How often we think we are better, as Christians. That perception is prevalent in much of our cross-cultural apologetic today but it does little to connect people with Christ. We know what's right and others need to know what we think we know. Rather than take the time to connect "human to human," evangelism has become akin to selling Jesus. The kind of approach won't attract many people of a different culture because it doesn't communicate their values. But what is winning Muslims to Christ is the approach my friend Samson is using. Statistically, 84% of Muslims who come to faith in Christ say they did so because of the love of a Christian. 

But Samson's "human to human" thinking goes further still. Too often we objectify people as we stereotype them into neat categories instead of seeing the individual created in the image of God. Then the Boston Bombers are only Islamic Jihadists, "just like all Muslims," rather than two radicalized brothers, who happen to be Muslim. Ed Stetzer made a comment this week that is noteworthy on this subject: "You don't like to be stereotyped.
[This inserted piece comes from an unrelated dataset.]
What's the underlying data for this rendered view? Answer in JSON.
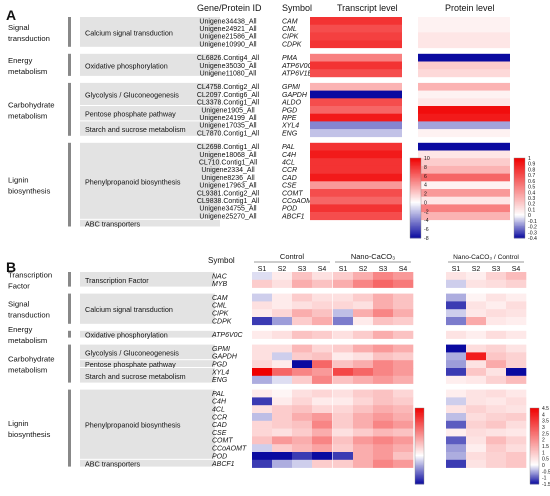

Neither do I. So let's not do it to Muslims."

This idea of humanness means at least a few things: First, and most importantly it should keep the common bond, the fact we are created in the image of God, foremost in our minds. Only on this basis can we love others as ourselves. Two, our shared humanness also speaks to our common fallen condition. Each of us are in need of the redemptive grace of our God. And, third, because of our shared condition, we who know Christ, are obligated to make him known to others. Doing less would be less than the human thing to do.  

Also this week, a new Barna study found that only 14% of Christians are Christlike in attitude and action. My friend, Samson, is clearly within that 14%, loving Muslims as he does, from a basis of humanness. And then there was this quote I came across this week that is worth reflecting on: 
 "Christians aren't better than Muslims. Christians aren't better than Dzhokhar Tsarnaev. We all share in the same fallenness. We must love them like Christ. We must talk to them like Christ. We must invite them to Christ. But doing all of that requires that we first start thinking like Christ."
This week I also started rereading AW Tozers "Pursuit of God." I want my journey to be just that. So by thinking like Christ and living our shared humanness, in all its gore and glory, I hope others can see where God is leading and we'll pursue God together. 

That's it for this week. TGIF! 

In what ways does this statement, "Christians aren't better than Muslims," help you to see your own humanness?